I genuinely think everyone should keep some kind of diary. Doesn’t matter if it’s a secret Notes app folder, a messy journal, a Medium blog nobody reads yet, or random voice notes recorded during existential crises. There’s something magical about documenting your thoughts while you’re living them.

Like imagine this.

You’re writing about a random Tuesday where nothing “important” happened. Maybe you were exhausted, maybe your coffee tasted extra good that morning, maybe you cried over something stupid, maybe you discovered a song that changed your entire mood. At that moment it feels small. Forgettable even.

 

But years later?

You read it again and suddenly you meet an older version of yourself.
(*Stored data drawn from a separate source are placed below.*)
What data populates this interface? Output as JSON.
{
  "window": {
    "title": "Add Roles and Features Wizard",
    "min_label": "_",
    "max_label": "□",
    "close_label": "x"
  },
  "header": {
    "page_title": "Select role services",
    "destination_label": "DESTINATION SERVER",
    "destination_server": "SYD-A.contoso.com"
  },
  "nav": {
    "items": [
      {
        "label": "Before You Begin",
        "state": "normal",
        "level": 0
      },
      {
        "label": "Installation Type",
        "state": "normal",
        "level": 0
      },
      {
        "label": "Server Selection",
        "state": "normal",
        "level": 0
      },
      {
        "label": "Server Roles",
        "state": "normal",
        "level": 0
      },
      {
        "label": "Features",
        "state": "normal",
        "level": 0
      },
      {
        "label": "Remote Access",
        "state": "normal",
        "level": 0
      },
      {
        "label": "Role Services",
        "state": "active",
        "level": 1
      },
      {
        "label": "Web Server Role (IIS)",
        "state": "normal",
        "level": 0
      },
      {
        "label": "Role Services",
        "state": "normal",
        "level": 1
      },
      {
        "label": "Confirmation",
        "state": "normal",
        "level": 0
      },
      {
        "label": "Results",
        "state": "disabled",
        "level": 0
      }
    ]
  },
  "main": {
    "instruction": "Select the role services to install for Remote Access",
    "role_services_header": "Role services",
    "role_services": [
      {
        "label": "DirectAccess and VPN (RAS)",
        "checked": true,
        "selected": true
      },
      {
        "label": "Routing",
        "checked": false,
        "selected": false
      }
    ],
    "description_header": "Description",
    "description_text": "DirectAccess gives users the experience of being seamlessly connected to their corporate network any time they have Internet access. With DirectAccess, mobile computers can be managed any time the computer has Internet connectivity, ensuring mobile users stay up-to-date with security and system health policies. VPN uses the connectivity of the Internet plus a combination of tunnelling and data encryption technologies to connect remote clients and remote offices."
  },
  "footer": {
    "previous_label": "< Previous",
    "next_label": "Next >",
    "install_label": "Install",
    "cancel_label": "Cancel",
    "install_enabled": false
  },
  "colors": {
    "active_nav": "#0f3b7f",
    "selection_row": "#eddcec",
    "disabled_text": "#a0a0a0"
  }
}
And that’s insane to think about.

The internet has made this even more fascinating. We can literally read thoughts from strangers living across the world with one tap of a screen. Their fears, opinions, memories, philosophies, heartbreaks, healing journeys… all existing digitally forever. Sure, some things should absolutely remain between you and maybe your cat, but there’s still something deeply human about sharing thoughts.

Because writing isn’t just “content.”

It’s consciousness being stored somewhere outside the brain.

Every sentence becomes proof that you existed in a specific emotional state at a specific moment in time.

And over time, when you keep writing, you start noticing patterns in yourself. Your mindset changes. Your humour changes. Your priorities shift. Things that once destroyed you suddenly look tiny. You slowly become more self-aware without even realising it.

Maybe that’s why I love reading old diary entries so much.

They remind me that no version of me was permanent.

And maybe that’s comforting for all of us.